I shrugged. Amal ran an agitated hand through his hair and it stuck up in messy tufts.
“I looked, you know,” he said. “Hours in the library, trying to find some mention of Mimasta, and you know what? There’s nothing. Which honestly shouldn’t have surprised me at this point, but god, I just want to know if I’m going to be sacrificed! That’s all!” He was up now, pacing, hands curling at his sides. “I was so freaked out last week during the lunar eclipse that I barricaded myself in the library and spent the night there. And the other day I swear I saw the woman in the black car flash a badge at someone - a badge, like she was government, or pretending to be government, and I really don’t know which one is worse.”

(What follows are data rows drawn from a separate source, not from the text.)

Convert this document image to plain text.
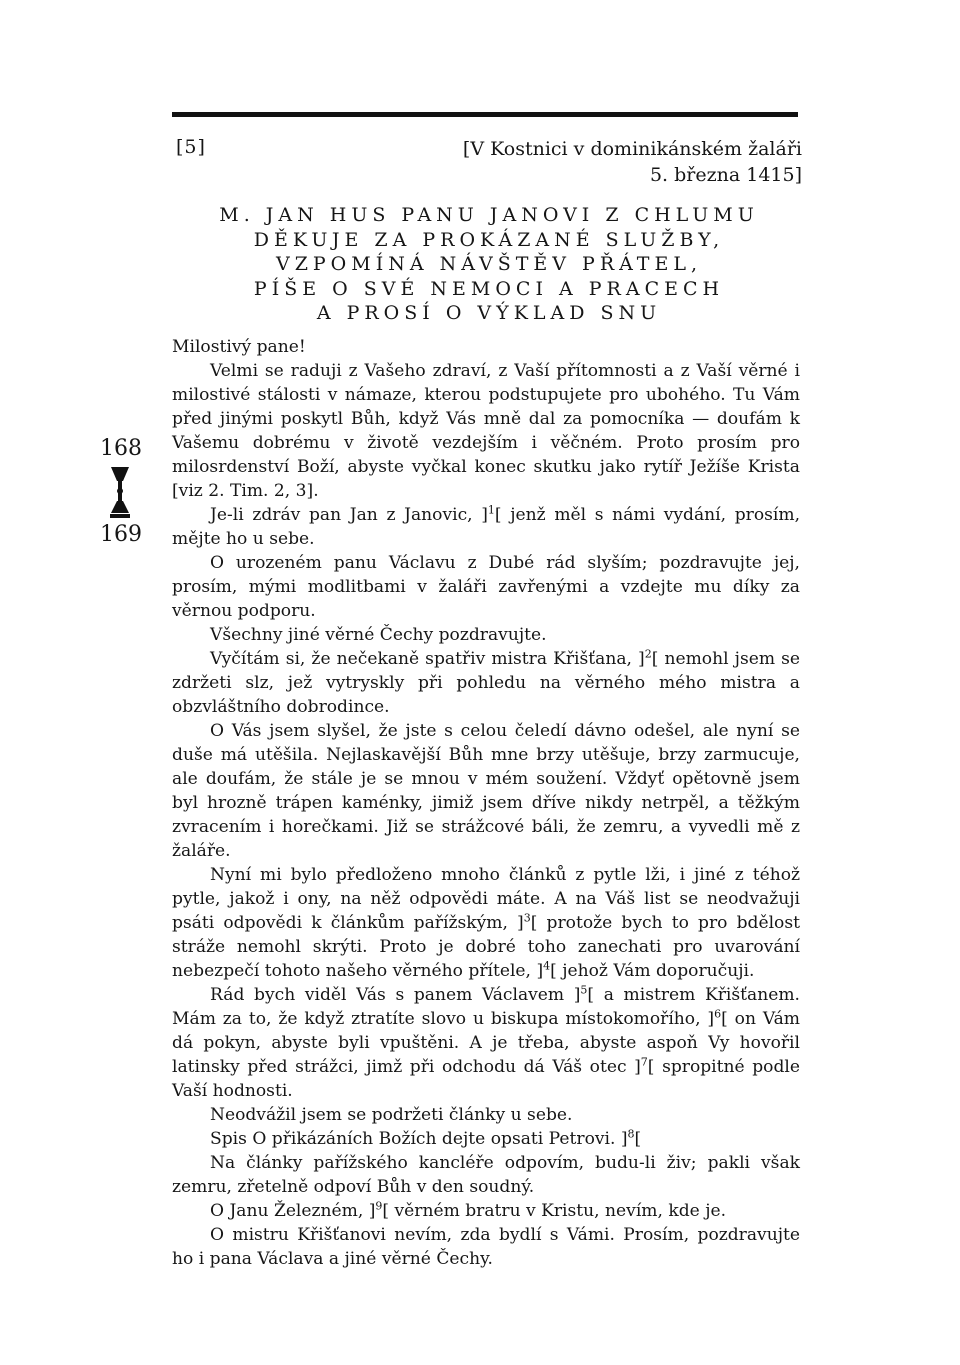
[5]	[V Kostnici v dominikánském žaláři
5. března 1415]
M. JAN HUS PANU JANOVI Z CHLUMU
DĚKUJE ZA PROKÁZANÉ SLUŽBY,
VZPOMÍNÁ NÁVŠTĚV PŘÁTEL,
PÍŠE O SVÉ NEMOCI A PRACECH
A PROSÍ O VÝKLAD SNU
168
169

Milostivý pane!

Velmi se raduji z Vašeho zdraví, z Vaší přítomnosti a z Vaší věrné i milostivé stálosti v námaze, kterou podstupujete pro ubohého. Tu Vám před jinými poskytl Bůh, když Vás mně dal za pomocníka — doufám k Vašemu dobrému v životě vezdejším i věčném. Proto prosím pro milosrdenství Boží, abyste vyčkal konec skutku jako rytíř Ježíše Krista [viz 2. Tim. 2, 3].

Je-li zdráv pan Jan z Janovic, ]$^1$[ jenž měl s námi vydání, prosím, mějte ho u sebe.

O urozeném panu Václavu z Dubé rád slyším; pozdravujte jej, prosím, mými modlitbami v žaláři zavřenými a vzdejte mu díky za věrnou podporu.

Všechny jiné věrné Čechy pozdravujte.

Vyčítám si, že nečekaně spatřiv mistra Křišťana, ]$^2$[ nemohl jsem se zdržeti slz, jež vytryskly při pohledu na věrného mého mistra a obzvláštního dobrodince.

O Vás jsem slyšel, že jste s celou čeledí dávno odešel, ale nyní se duše má utěšila. Nejlaskavější Bůh mne brzy utěšuje, brzy zarmucuje, ale doufám, že stále je se mnou v mém soužení. Vždyť opětovně jsem byl hrozně trápen kaménky, jimiž jsem dříve nikdy netrpěl, a těžkým zvracením i horečkami. Již se strážcové báli, že zemru, a vyvedli mě z žaláře.

Nyní mi bylo předloženo mnoho článků z pytle lži, i jiné z téhož pytle, jakož i ony, na něž odpovědi máte. A na Váš list se neodvažuji psáti odpovědi k článkům pařížským, ]$^3$[ protože bych to pro bdělost stráže nemohl skrýti. Proto je dobré toho zanechati pro uvarování nebezpečí tohoto našeho věrného přítele, ]$^4$[ jehož Vám doporučuji.

Rád bych viděl Vás s panem Václavem ]$^5$[ a mistrem Křišťanem. Mám za to, že když ztratíte slovo u biskupa místokomořího, ]$^6$[ on Vám dá pokyn, abyste byli vpuštěni. A je třeba, abyste aspoň Vy hovořil latinsky před strážci, jimž při odchodu dá Váš otec ]$^7$[ spropitné podle Vaší hodnosti.

Neodvážil jsem se podržeti články u sebe.

Spis O přikázáních Božích dejte opsati Petrovi. ]$^8$[

Na články pařížského kancléře odpovím, budu-li živ; pakli však zemru, zřetelně odpoví Bůh v den soudný.

O Janu Železném, ]$^9$[ věrném bratru v Kristu, nevím, kde je.

O mistru Křišťanovi nevím, zda bydlí s Vámi. Prosím, pozdravujte ho i pana Václava a jiné věrné Čechy.
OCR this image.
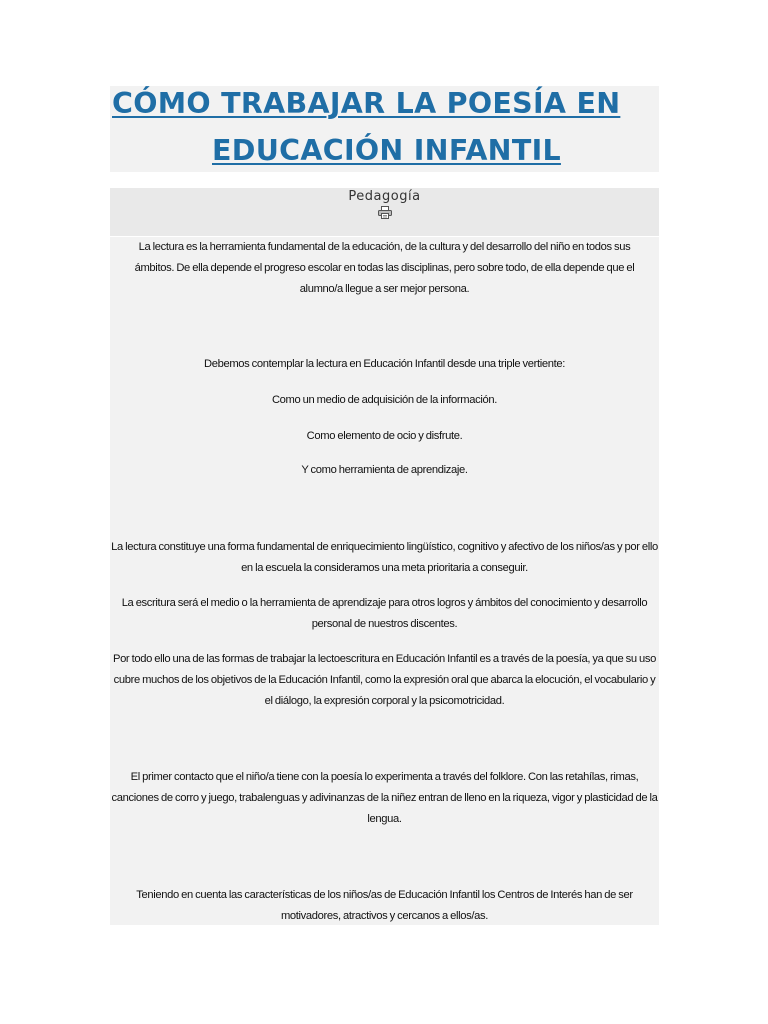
CÓMO TRABAJAR LA POESÍA EN
EDUCACIÓN INFANTIL
Pedagogía
La lectura es la herramienta fundamental de la educación, de la cultura y del desarrollo del niño en todos sus ámbitos. De ella depende el progreso escolar en todas las disciplinas, pero sobre todo, de ella depende que el alumno/a llegue a ser mejor persona.
Debemos contemplar la lectura en Educación Infantil desde una triple vertiente:
Como un medio de adquisición de la información.
Como elemento de ocio y disfrute.
Y como herramienta de aprendizaje.
La lectura constituye una forma fundamental de enriquecimiento lingüístico, cognitivo y afectivo de los niños/as y por ello en la escuela la consideramos una meta prioritaria a conseguir.
La escritura será el medio o la herramienta de aprendizaje para otros logros y ámbitos del conocimiento y desarrollo personal de nuestros discentes.
Por todo ello una de las formas de trabajar la lectoescritura en Educación Infantil es a través de la poesía, ya que su uso cubre muchos de los objetivos de la Educación Infantil, como la expresión oral que abarca la elocución, el vocabulario y el diálogo, la expresión corporal y la psicomotricidad.
El primer contacto que el niño/a tiene con la poesía lo experimenta a través del folklore. Con las retahílas, rimas, canciones de corro y juego, trabalenguas y adivinanzas de la niñez entran de lleno en la riqueza, vigor y plasticidad de la lengua.
Teniendo en cuenta las características de los niños/as de Educación Infantil los Centros de Interés han de ser motivadores, atractivos y cercanos a ellos/as.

“If that eye belonged to a god, then it would explain everyone’s interest.”
“Sure, fine, in theory, but how do we know this Mimasta cult even knows what they’re talking about? Who knows if Mimasta is even a real thing? It sounds like a made-up word. And besides, there have to be loads of gods with pink eyes, so how do they know it’s this one? Why would it be in a jar, sold by some random old lady?”
“Black market, most likely,” I said, tracing a finger around the rim of my mug. “They trade in just about anything. Weapons, occult artifacts, pickled parts of ancient gods, you name it.”
“Ancient?” said Amal. “So you think this eyeball is all that’s left of this Mimasta?”
“Could be. Gods get old, just like everyone else. And humans pickle them and sell them off in parts...just like everything else.”
Amal fell back into his chair. “Oh no,” he said, a thought hitting him. “They’re not going to try and resurrect this Mimasta, are they? Through me, somehow? Through this eye?”
“Kid, I don’t know. You’re asking the wrong person. Anyway, don’t tie yourself in knots with all the what-ifs. You’ve learned something, and it’s not panning out like you’d hoped - fine. Either you keep asking around or you try to ignore it all and finish your degree. No point stressing over things you don’t know.”
He was quiet for a little while and I’d just begun to hope that he would take my advice and ignore the whole thing when he leaned forward suddenly across the table.
“That is the worst advice I’ve ever gotten,” he snapped. “There are literal spirits swimming around me whenever I leave my apartment, cult members follow me wherever I go, government agents or people pretending to be government agents have staked out my university, and I possibly have the eye of an ancient god in my head, which means people may or may not want to sacrifice or dissect me. But hey, no point stressing over things you don’t know. Really sage advice, doctor.”